I met Hans Viets and his wife Lauren Viets for Brunch in Park Slope last Sunday; I had been in communication with Hans Viets since earlier this year when I tried, unsuccessfully, to set up a meeting between Hans and Fred Storehouse while the Viets were living in Milwaukee.

I took a short video, above, of our lunch meeting (just to give you a flavor of what our meeting); it was nice meeting both of them.

Hans gave me a copy of his latest Artists’ Catalog which has some fantastic work in it.  I opened up the catalog and  was immediately struck by his Planet Plant painting and Figure 7, along with his engineering style drawings that remind me, sorta, of Leonardo.

One of the things that struck me about Hans Viets is his dedication to quality in his work, a need to put craft and time into it, to not overproduce it.

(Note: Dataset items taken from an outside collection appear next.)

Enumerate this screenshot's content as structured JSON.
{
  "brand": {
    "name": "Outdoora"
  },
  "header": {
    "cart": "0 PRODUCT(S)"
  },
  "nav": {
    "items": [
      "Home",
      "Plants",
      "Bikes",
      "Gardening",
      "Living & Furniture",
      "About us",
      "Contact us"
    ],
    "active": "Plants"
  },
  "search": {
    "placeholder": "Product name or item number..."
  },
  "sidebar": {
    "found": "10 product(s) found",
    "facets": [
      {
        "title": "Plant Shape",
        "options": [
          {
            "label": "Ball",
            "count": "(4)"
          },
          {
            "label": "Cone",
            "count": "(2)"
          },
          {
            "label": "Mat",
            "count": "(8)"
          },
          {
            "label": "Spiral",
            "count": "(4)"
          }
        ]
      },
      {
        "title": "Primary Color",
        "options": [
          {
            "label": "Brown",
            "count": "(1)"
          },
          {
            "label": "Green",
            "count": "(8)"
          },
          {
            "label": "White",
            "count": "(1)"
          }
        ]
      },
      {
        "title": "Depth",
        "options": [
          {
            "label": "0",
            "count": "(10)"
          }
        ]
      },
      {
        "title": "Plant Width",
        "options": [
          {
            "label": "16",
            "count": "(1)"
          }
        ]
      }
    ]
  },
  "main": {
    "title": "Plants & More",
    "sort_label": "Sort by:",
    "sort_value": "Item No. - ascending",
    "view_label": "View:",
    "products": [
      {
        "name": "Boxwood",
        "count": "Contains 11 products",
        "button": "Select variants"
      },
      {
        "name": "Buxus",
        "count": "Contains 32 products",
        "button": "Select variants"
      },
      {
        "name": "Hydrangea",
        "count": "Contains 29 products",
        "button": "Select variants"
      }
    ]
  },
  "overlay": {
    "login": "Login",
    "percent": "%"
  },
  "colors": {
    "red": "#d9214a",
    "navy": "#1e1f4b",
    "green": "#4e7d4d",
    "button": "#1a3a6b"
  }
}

The Viets just moved back to New York and I was interested how much they’ve traveled, lived and was part of the art community in Germany and Milwaukee and Williamsburg Brooklyn (he worked with some well known artists, also at the Dia Art Foundation in the past).   I also showed Hans Brooklyn Artists Gym in case he was interested in a temporary studio space.

I’m looking forward to seeing the Viets again at some future Art Opening.  It’ll also be interesting to see how Hans Viets work changes now he’s back in New York.   I get the impression that life was slower in Milwaukee and gave, perhaps, more time to focus of work.   Having lived in the Midwest in the early / mid eighties (Minneapolis), I know that to be true (and the Midwest can be a lot colder in Winter than NYC).